Altro punto critico: la storia parallela del ragazzino americano di origini messicane in procinto di muovere i suoi primi passi in una gang. Le motivazioni che lo muovono sono scarsamente rese esplicite e l’intrecciarsi del suo percorso con la trama principale avviene per un episodio a dir poco fortuito, difficile da digerire per quanta willing suspension of disbelief si voglia mettere in campo.

Insomma, manca qualcosa. Non solo la qualità creativa di Villeneuve o l’atmosfera delle musiche di Jóhann Jóhannsson (che ci ha lasciati lo scorso febbraio). Arrivati alla fine non si ha la sensazione di aver seguito un percorso fino al suo inevitabile esaurimento.

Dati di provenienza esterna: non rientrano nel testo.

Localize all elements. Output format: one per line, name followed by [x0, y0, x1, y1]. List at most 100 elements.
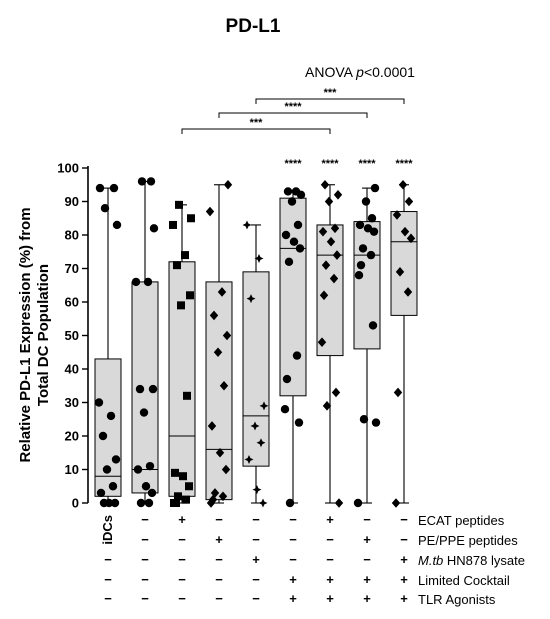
- y-tick-label: 50: [65, 328, 79, 343]
- data-point: [406, 233, 416, 244]
- data-point: [223, 179, 233, 190]
- condition-mark: +: [326, 512, 334, 527]
- y-tick-label: 0: [72, 496, 79, 511]
- condition-mark: +: [400, 591, 408, 606]
- condition-mark: −: [400, 512, 408, 527]
- condition-mark: +: [326, 572, 334, 587]
- y-tick-label: 80: [65, 228, 79, 243]
- data-point: [358, 244, 368, 253]
- data-point: [280, 405, 290, 414]
- data-point: [144, 498, 154, 508]
- box: [279, 197, 307, 397]
- data-point: [281, 230, 291, 240]
- data-point: [320, 179, 330, 190]
- data-point: [186, 291, 194, 300]
- condition-mark: −: [326, 532, 334, 547]
- data-point: [292, 351, 302, 360]
- condition-mark: −: [178, 552, 186, 567]
- condition-mark: −: [252, 512, 260, 527]
- data-point: [175, 200, 183, 209]
- data-point: [137, 177, 147, 186]
- condition-mark: +: [400, 572, 408, 587]
- comparison-bracket: [218, 112, 368, 118]
- condition-mark: −: [252, 591, 260, 606]
- comparison-bracket: [255, 98, 405, 104]
- data-point: [353, 498, 363, 508]
- condition-mark: −: [215, 512, 223, 527]
- data-point: [209, 310, 219, 321]
- data-point: [181, 251, 189, 260]
- data-point: [95, 183, 105, 193]
- data-point: [293, 220, 303, 230]
- box: [242, 271, 270, 467]
- condition-table: iDCs − + − − − + − − ECAT peptides− − + − − − + − PE/PPE …: [100, 512, 525, 607]
- significance-label: ****: [395, 158, 413, 170]
- condition-mark: +: [326, 591, 334, 606]
- box: [168, 261, 196, 497]
- data-point: [361, 197, 371, 206]
- condition-mark: +: [289, 591, 297, 606]
- condition-mark: −: [104, 591, 112, 606]
- data-point: [141, 482, 151, 491]
- data-point: [367, 214, 377, 223]
- data-point: [139, 408, 149, 417]
- data-point: [185, 482, 193, 491]
- data-point: [136, 498, 146, 508]
- data-point: [393, 387, 403, 398]
- data-point: [395, 267, 405, 277]
- condition-mark: −: [215, 591, 223, 606]
- condition-mark: −: [289, 512, 297, 527]
- significance-label: ****: [284, 158, 302, 170]
- condition-mark: −: [363, 512, 371, 527]
- box: [316, 224, 344, 357]
- data-point: [147, 488, 157, 498]
- y-tick-label: 30: [65, 395, 79, 410]
- data-point: [334, 498, 344, 508]
- condition-mark: −: [400, 532, 408, 547]
- data-point: [333, 190, 343, 200]
- data-point: [282, 374, 292, 384]
- chart-title: PD-L1: [226, 16, 281, 37]
- data-point: [99, 498, 109, 508]
- data-point: [110, 498, 120, 508]
- y-tick-label: 90: [65, 194, 79, 209]
- data-point: [404, 196, 414, 207]
- data-point: [133, 465, 143, 474]
- data-point: [368, 321, 378, 330]
- condition-mark: −: [104, 552, 112, 567]
- data-point: [94, 398, 104, 407]
- data-point: [259, 401, 269, 411]
- box: [94, 358, 122, 497]
- data-point: [318, 226, 328, 237]
- data-point: [109, 183, 119, 193]
- data-point: [256, 438, 266, 448]
- data-point: [102, 465, 112, 474]
- data-point: [403, 287, 413, 297]
- data-point: [177, 301, 185, 310]
- comparison-label: ***: [324, 87, 338, 99]
- data-point: [283, 187, 293, 196]
- data-point: [213, 347, 223, 358]
- data-point: [148, 384, 158, 394]
- data-point: [319, 290, 329, 301]
- comparison-label: ***: [250, 117, 264, 129]
- data-point: [246, 294, 256, 304]
- y-axis-label-line2: Total DC Population: [35, 264, 52, 406]
- condition-mark: −: [252, 572, 260, 587]
- data-point: [218, 491, 228, 502]
- condition-mark: −: [215, 572, 223, 587]
- data-point: [370, 183, 380, 193]
- data-point: [221, 464, 231, 475]
- data-point: [171, 468, 179, 477]
- data-point: [145, 461, 155, 471]
- data-point: [108, 482, 118, 491]
- data-point: [169, 220, 177, 229]
- data-point: [258, 498, 268, 508]
- data-point: [250, 421, 260, 431]
- data-point: [170, 499, 178, 507]
- data-point: [174, 492, 182, 501]
- data-point: [398, 179, 408, 190]
- data-point: [356, 260, 366, 270]
- condition-mark: +: [178, 512, 186, 527]
- condition-mark: +: [252, 552, 260, 567]
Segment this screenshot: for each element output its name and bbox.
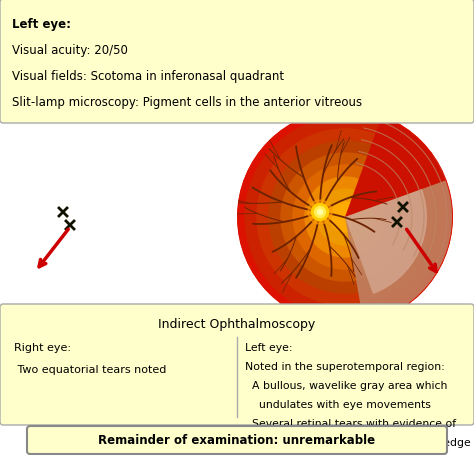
- Circle shape: [317, 190, 373, 245]
- Circle shape: [330, 202, 360, 233]
- Circle shape: [17, 110, 233, 325]
- Circle shape: [142, 204, 158, 221]
- Circle shape: [110, 202, 140, 233]
- Text: vitreous traction on the posterior edge: vitreous traction on the posterior edge: [245, 437, 471, 447]
- Text: Noted in the superotemporal region:: Noted in the superotemporal region:: [245, 361, 445, 371]
- Circle shape: [308, 201, 332, 224]
- Text: Visual fields: Scotoma in inferonasal quadrant: Visual fields: Scotoma in inferonasal qu…: [12, 70, 284, 83]
- Circle shape: [315, 207, 326, 218]
- Circle shape: [138, 201, 162, 224]
- Text: Two equatorial tears noted: Two equatorial tears noted: [14, 364, 166, 374]
- Circle shape: [305, 177, 385, 258]
- Circle shape: [245, 118, 445, 317]
- Text: Left eye:: Left eye:: [12, 18, 71, 31]
- Text: A bullous, wavelike gray area which: A bullous, wavelike gray area which: [245, 380, 447, 390]
- Circle shape: [257, 130, 433, 305]
- Circle shape: [145, 207, 155, 218]
- Text: Indirect Ophthalmoscopy: Indirect Ophthalmoscopy: [158, 317, 316, 330]
- Circle shape: [147, 210, 153, 215]
- Text: Several retinal tears with evidence of: Several retinal tears with evidence of: [245, 418, 456, 428]
- Circle shape: [61, 154, 189, 281]
- Circle shape: [85, 177, 165, 258]
- Text: Left eye:: Left eye:: [245, 342, 292, 352]
- Circle shape: [318, 210, 322, 215]
- Text: Slit-lamp microscopy: Pigment cells in the anterior vitreous: Slit-lamp microscopy: Pigment cells in t…: [12, 96, 362, 109]
- Text: undulates with eye movements: undulates with eye movements: [245, 399, 431, 409]
- Circle shape: [97, 190, 153, 245]
- Text: Visual acuity: 20/50: Visual acuity: 20/50: [12, 44, 128, 57]
- Circle shape: [311, 204, 328, 221]
- Circle shape: [25, 118, 225, 317]
- FancyBboxPatch shape: [0, 0, 474, 124]
- Text: Remainder of examination: unremarkable: Remainder of examination: unremarkable: [99, 434, 375, 446]
- Wedge shape: [345, 156, 452, 323]
- Circle shape: [37, 130, 213, 305]
- Circle shape: [73, 166, 177, 269]
- Circle shape: [49, 142, 201, 293]
- Circle shape: [237, 110, 453, 325]
- Wedge shape: [345, 190, 427, 294]
- FancyBboxPatch shape: [0, 304, 474, 425]
- Circle shape: [293, 166, 397, 269]
- Text: Right eye:: Right eye:: [14, 342, 71, 352]
- Circle shape: [269, 142, 421, 293]
- Circle shape: [281, 154, 409, 281]
- Wedge shape: [345, 117, 446, 217]
- FancyBboxPatch shape: [27, 426, 447, 454]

Soldado appare come un viaggio in auto in cui si è cambiata direzione talmente tante volte che non si ha più idea di dove si stava andando da principio.

Pensavo fosse amore, invece era franchise

(Spoiler alert – se non vuoi sapere niente di niente sul finale fermati qui che è meglio)

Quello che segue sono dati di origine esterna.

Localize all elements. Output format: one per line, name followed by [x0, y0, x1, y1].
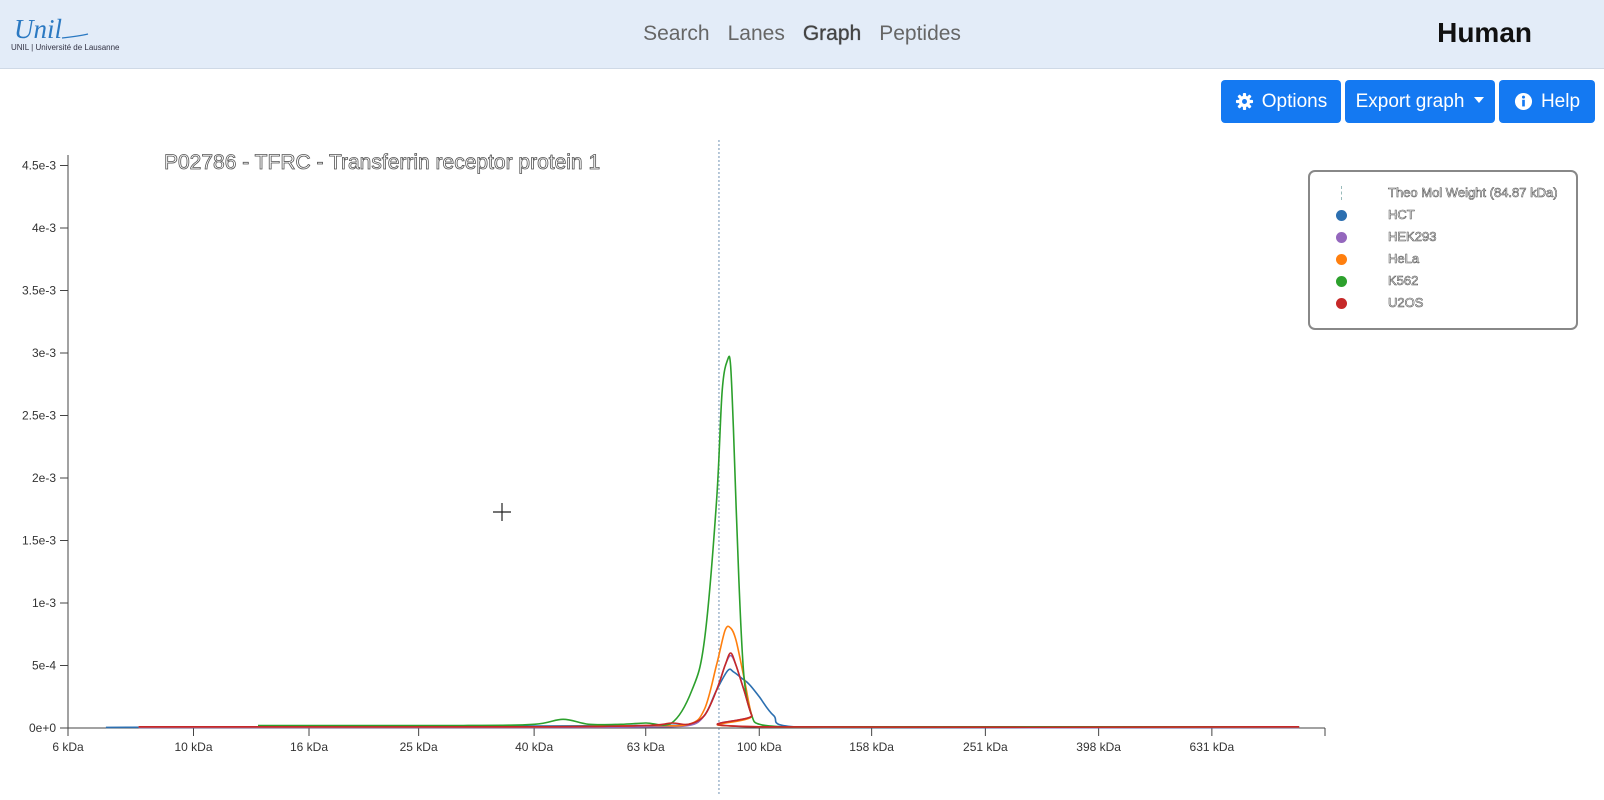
logo-subtext: UNIL | Université de Lausanne	[11, 43, 120, 52]
organism-label: Human	[1437, 17, 1532, 48]
x-tick-label: 100 kDa	[737, 740, 782, 754]
x-tick-label: 631 kDa	[1190, 740, 1235, 754]
x-tick-label: 398 kDa	[1076, 740, 1121, 754]
legend-dot-icon	[1336, 232, 1347, 243]
chevron-down-icon	[1474, 97, 1485, 103]
y-tick-label: 1e-3	[32, 596, 56, 610]
legend-item-k562[interactable]: K562	[1310, 272, 1576, 292]
nav-lanes[interactable]: Lanes	[727, 22, 785, 45]
legend-label-hela: HeLa	[1388, 251, 1420, 267]
legend-label-u2os: U2OS	[1388, 295, 1424, 311]
x-tick-label: 25 kDa	[400, 740, 438, 754]
x-axis: 6 kDa 10 kDa 16 kDa 25 kDa 40 kDa 63 kDa 100 k…	[52, 727, 1326, 754]
unil-logo[interactable]: Unil UNIL | Université de Lausanne	[10, 14, 120, 56]
logo-text: Unil	[14, 14, 62, 44]
options-label: Options	[1261, 90, 1328, 112]
crosshair-cursor-icon	[493, 503, 511, 521]
chart-legend: Theo Mol Weight (84.87 kDa) HCT HEK293 H…	[1308, 170, 1578, 330]
nav-graph[interactable]: Graph	[802, 22, 862, 45]
top-navbar: Unil UNIL | Université de Lausanne Searc…	[0, 0, 1604, 69]
y-tick-label: 2.5e-3	[22, 409, 56, 423]
y-tick-label: 1.5e-3	[22, 534, 56, 548]
y-tick-label: 4.5e-3	[22, 159, 56, 173]
legend-item-hct[interactable]: HCT	[1310, 206, 1576, 226]
y-tick-label: 3e-3	[32, 346, 56, 360]
x-tick-label: 10 kDa	[174, 740, 212, 754]
series-line-u2os[interactable]	[138, 652, 1300, 729]
legend-label-theo: Theo Mol Weight (84.87 kDa)	[1388, 185, 1558, 201]
legend-label-hek293: HEK293	[1388, 229, 1437, 245]
gear-icon	[1235, 92, 1253, 111]
x-tick-label: 158 kDa	[849, 740, 894, 754]
export-label: Export graph	[1355, 90, 1465, 112]
series-layer	[105, 355, 1300, 729]
chart-area[interactable]: P02786 - TFRC - Transferrin receptor pro…	[0, 130, 1604, 800]
legend-label-hct: HCT	[1388, 207, 1415, 223]
info-icon	[1514, 92, 1533, 111]
x-tick-label: 40 kDa	[515, 740, 553, 754]
dashed-line-icon	[1341, 186, 1342, 200]
x-tick-label: 16 kDa	[290, 740, 328, 754]
legend-label-k562: K562	[1388, 273, 1419, 289]
y-tick-label: 4e-3	[32, 221, 56, 235]
options-button[interactable]: Options	[1221, 80, 1341, 123]
legend-dot-icon	[1336, 276, 1347, 287]
legend-dot-icon	[1336, 254, 1347, 265]
series-line-k562[interactable]	[257, 355, 1300, 728]
main-nav: Search Lanes Graph Peptides	[0, 0, 1604, 68]
unil-logo-mark: Unil	[14, 14, 89, 44]
help-button[interactable]: Help	[1499, 80, 1595, 123]
y-tick-label: 5e-4	[32, 659, 56, 673]
legend-dot-icon	[1336, 210, 1347, 221]
y-tick-label: 0e+0	[29, 721, 56, 735]
nav-peptides[interactable]: Peptides	[879, 22, 961, 45]
legend-item-theo[interactable]: Theo Mol Weight (84.87 kDa)	[1310, 184, 1576, 204]
chart-title: P02786 - TFRC - Transferrin receptor pro…	[164, 151, 600, 174]
legend-item-hek293[interactable]: HEK293	[1310, 228, 1576, 248]
x-tick-label: 63 kDa	[627, 740, 665, 754]
x-tick-label: 251 kDa	[963, 740, 1008, 754]
legend-item-hela[interactable]: HeLa	[1310, 250, 1576, 270]
x-tick-label: 6 kDa	[52, 740, 84, 754]
export-graph-button[interactable]: Export graph	[1345, 80, 1495, 123]
y-tick-label: 2e-3	[32, 471, 56, 485]
legend-dot-icon	[1336, 298, 1347, 309]
y-axis: 0e+0 5e-4 1e-3 1.5e-3 2e-3 2.5e-3 3e-3 3.5e-3 4e…	[22, 155, 69, 735]
help-label: Help	[1540, 90, 1581, 112]
legend-item-u2os[interactable]: U2OS	[1310, 294, 1576, 314]
y-tick-label: 3.5e-3	[22, 284, 56, 298]
nav-search[interactable]: Search	[643, 22, 710, 45]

Il film salta a piè pari la possibilità di un confronto finale tra i personaggi di Brolin e del Toro, lasciando in sospeso la questione – non da poco – del tradimento e abbandono del primo nei confronti del secondo. Invece, veniamo catapultati un anno avanti, ed è già l’inizio di un’altra storia. Sì, ma quindi quell’altra come è finita? Ok, non è finita perché è tutto collegato e ora partirà un franchise di Sicario? Tutto sommato è un action movie godibile ma, vista la fonte di ispirazione, mi aspettavo di meglio.

Soldado è nelle sale italiane dal 18 ottobre.